I worked really hard through the training and I tried my best to keep up, which wasn’t that hard, though the program was the first in-depth educational experience I had undergone since graduating high school, . . . with quizzes, tests, and lectures; . . . all of that.  I had somewhat forgotten what it was like.

The training was amazing to say the least.  I deepened my practice and took my body, mind and spirit on quite the journey.  We explored all types of yoga from standard standing practices to yoga for disabilities, to partner yoga, and of course, we covered extensive philosophical curriculums, health regimenting, and even business practices appropriate to the industry.  It was a great and well rounded program and I’m glad I took it. I have honestly desired to expand my certification to a 500 hour program, but the schedules and finances aren't exactly yet lined up. In time though, it is likely to be a thing I choose to do. 

At the end of the program we were given our final exam, and I am proud to say that I scored a 98/100,  which was an absolute thrill considering that I was never the best student in school, at least not as far as exams go.  I have been a historically bad tester in my school career, and I was used to a lot of C’s, D’s and yes, even F’s.. with the exceptions of Art, Business, and Music.  I got A’s in all of those classes, and here I am years later using my skills as a businessman, artist, and Professional Musician. . . But I digress. Getting such a strong core really put my mind in a path of YES when it came to utilizing yoga as part of my offerings across the board.  I have used my teaching certificate to land long term jobs working for CSPNJ, a New Jersey based resource center for the community, as well as Trenton State Psychiatric, at festivals, and so many other places and venues. My certification really has bolstered my career and my abundance, and so it was a truly wise investment. 

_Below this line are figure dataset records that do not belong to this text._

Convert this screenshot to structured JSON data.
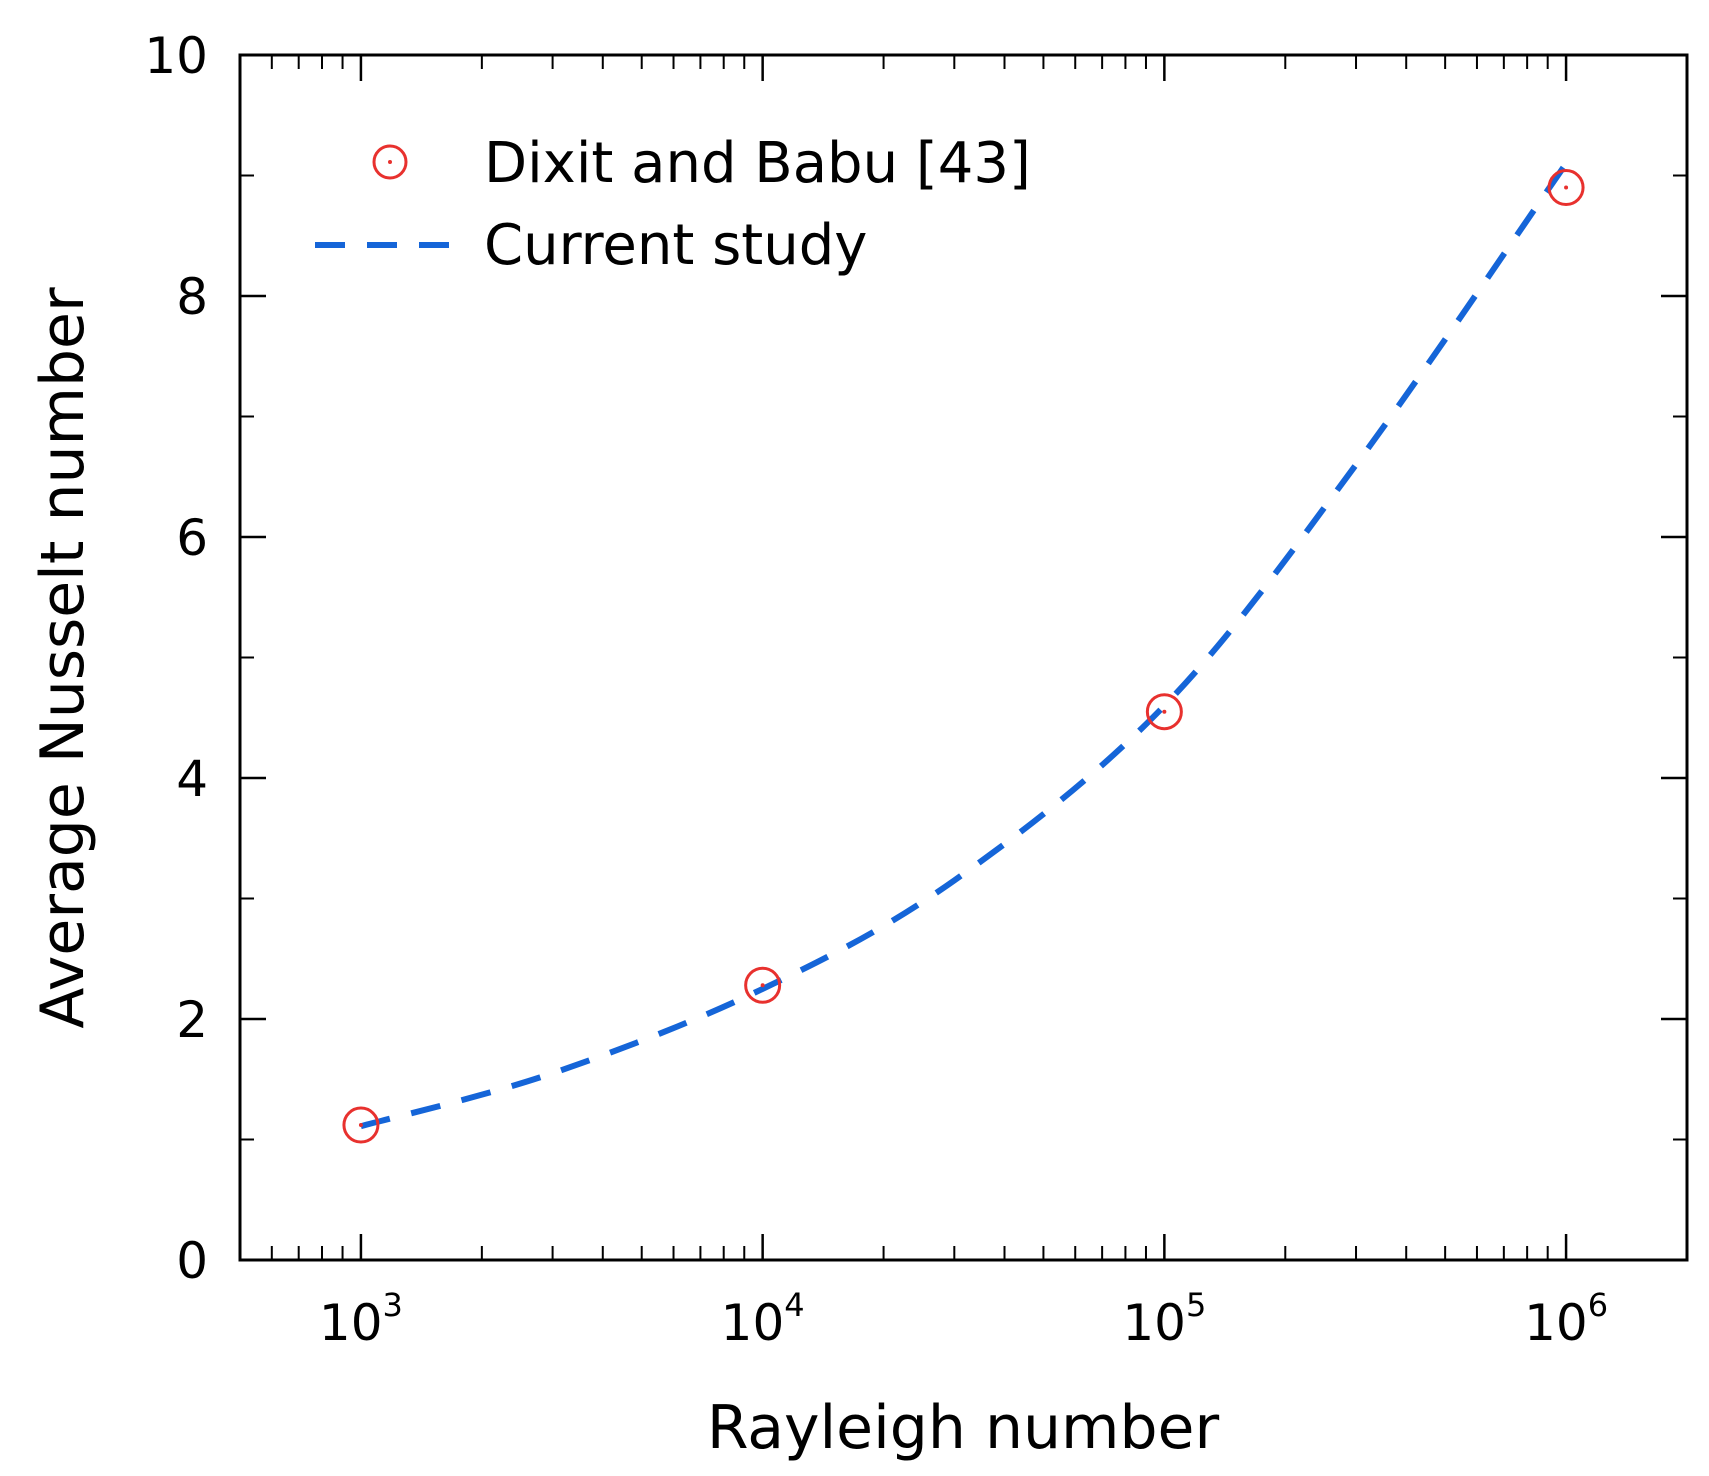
{
  "chart_data": {
    "type": "scatter",
    "title": "",
    "xlabel": "Rayleigh number",
    "ylabel": "Average Nusselt number",
    "xscale": "log",
    "xlim": [
      500,
      2000000
    ],
    "ylim": [
      0,
      10
    ],
    "grid": false,
    "legend_position": "top-left",
    "x_ticks": [
      {
        "base": "10",
        "exp": "3",
        "value": 1000
      },
      {
        "base": "10",
        "exp": "4",
        "value": 10000
      },
      {
        "base": "10",
        "exp": "5",
        "value": 100000
      },
      {
        "base": "10",
        "exp": "6",
        "value": 1000000
      }
    ],
    "y_ticks": [
      {
        "label": "0",
        "value": 0
      },
      {
        "label": "2",
        "value": 2
      },
      {
        "label": "4",
        "value": 4
      },
      {
        "label": "6",
        "value": 6
      },
      {
        "label": "8",
        "value": 8
      },
      {
        "label": "10",
        "value": 10
      }
    ],
    "series": [
      {
        "name": "Dixit and Babu [43]",
        "style": "markers",
        "color": "#e8312e",
        "x": [
          1000,
          10000,
          100000,
          1000000
        ],
        "y": [
          1.12,
          2.28,
          4.55,
          8.9
        ]
      },
      {
        "name": "Current study",
        "style": "dashed-line",
        "color": "#1565d8",
        "x": [
          1000,
          3000,
          10000,
          30000,
          100000,
          300000,
          1000000
        ],
        "y": [
          1.11,
          1.55,
          2.25,
          3.15,
          4.6,
          6.6,
          9.1
        ]
      }
    ]
  }
}
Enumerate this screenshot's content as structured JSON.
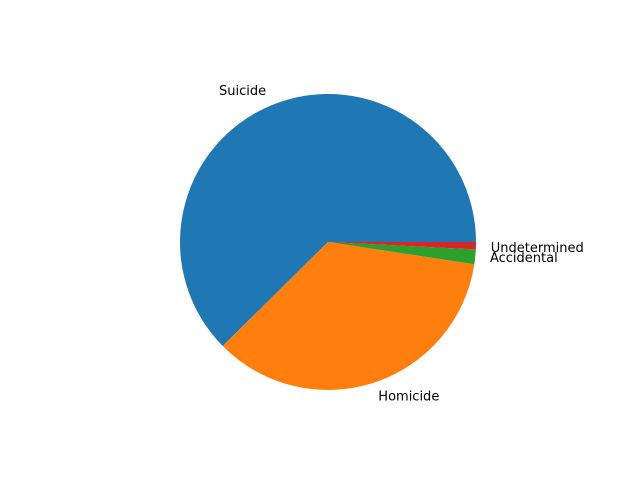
{
  "chart_data": {
    "type": "pie",
    "title": "",
    "labels": [
      "Suicide",
      "Homicide",
      "Accidental",
      "Undetermined"
    ],
    "values": [
      62.4,
      35.2,
      1.6,
      0.8
    ],
    "colors": [
      "#1f77b4",
      "#ff7f0e",
      "#2ca02c",
      "#d62728"
    ],
    "start_angle_deg": 0,
    "direction": "counterclockwise",
    "legend": "none"
  }
}
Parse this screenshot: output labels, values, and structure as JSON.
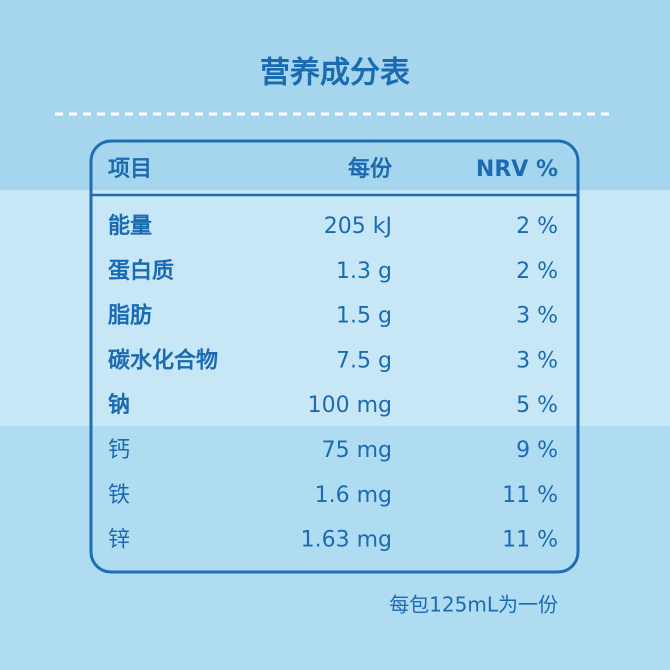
{
  "title": "营养成分表",
  "table": {
    "headers": [
      "项目",
      "每份",
      "NRV %"
    ],
    "rows": [
      [
        "能量",
        "205 kJ",
        "2 %"
      ],
      [
        "蛋白质",
        "1.3 g",
        "2 %"
      ],
      [
        "脂肪",
        "1.5 g",
        "3 %"
      ],
      [
        "碳水化合物",
        "7.5 g",
        "3 %"
      ],
      [
        "钠",
        "100 mg",
        "5 %"
      ],
      [
        "钙",
        "75 mg",
        "9 %"
      ],
      [
        "铁",
        "1.6 mg",
        "11 %"
      ],
      [
        "锌",
        "1.63 mg",
        "11 %"
      ]
    ]
  },
  "note": "每包125mL为一份"
}
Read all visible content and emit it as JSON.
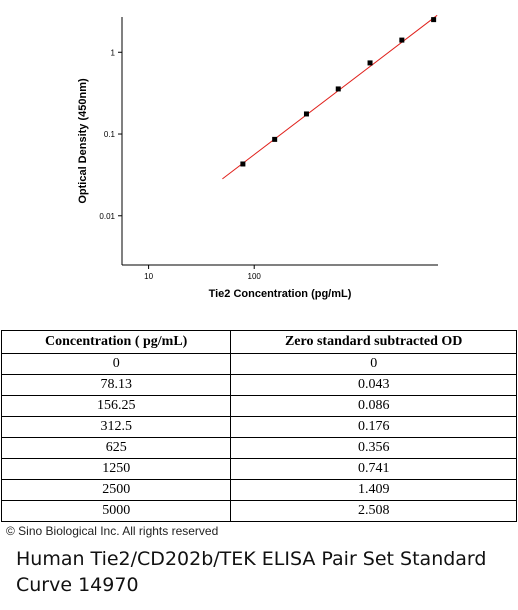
{
  "chart_data": {
    "type": "scatter",
    "x_label": "Tie2 Concentration (pg/mL)",
    "y_label": "Optical Density (450nm)",
    "x": [
      78.13,
      156.25,
      312.5,
      625,
      1250,
      2500,
      5000
    ],
    "values": [
      0.043,
      0.086,
      0.176,
      0.356,
      0.741,
      1.409,
      2.508
    ],
    "color": "#000000",
    "fit_line": {
      "color": "#e0201b",
      "x": [
        50,
        5400
      ],
      "values": [
        0.0283,
        2.83
      ]
    },
    "x_log": true,
    "y_log": true,
    "xlim": [
      5.6,
      5500
    ],
    "ylim": [
      0.0025,
      2.7
    ],
    "xticks": [
      10,
      100
    ],
    "yticks": [
      0.01,
      0.1,
      1
    ]
  },
  "table": {
    "header": [
      "Concentration ( pg/mL)",
      "Zero standard subtracted OD"
    ],
    "rows": [
      [
        0,
        0
      ],
      [
        78.13,
        0.043
      ],
      [
        156.25,
        0.086
      ],
      [
        312.5,
        0.176
      ],
      [
        625,
        0.356
      ],
      [
        1250,
        0.741
      ],
      [
        2500,
        1.409
      ],
      [
        5000,
        2.508
      ]
    ]
  },
  "copyright": "© Sino Biological Inc. All rights reserved",
  "caption": "Human Tie2/CD202b/TEK ELISA Pair Set Standard Curve 14970"
}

The Take Away From This Story

When education is properly aligned with a profession, great things can result.  Choose to learn, and to expand your experience in this life. Sometimes a financial risk is part of the deal.  In my case, the program was nearly $3,500 or so, which is a lot for me, and I had to make sacrifices to manifest the certification at the end of it.  It has only served me well though so I sleep sound with that choice. Check in with yourself and ask, “What can I learn that will improve my entire state of being?,” as a person, a business owner, a student, or whatever it is that you are striving to be in this life.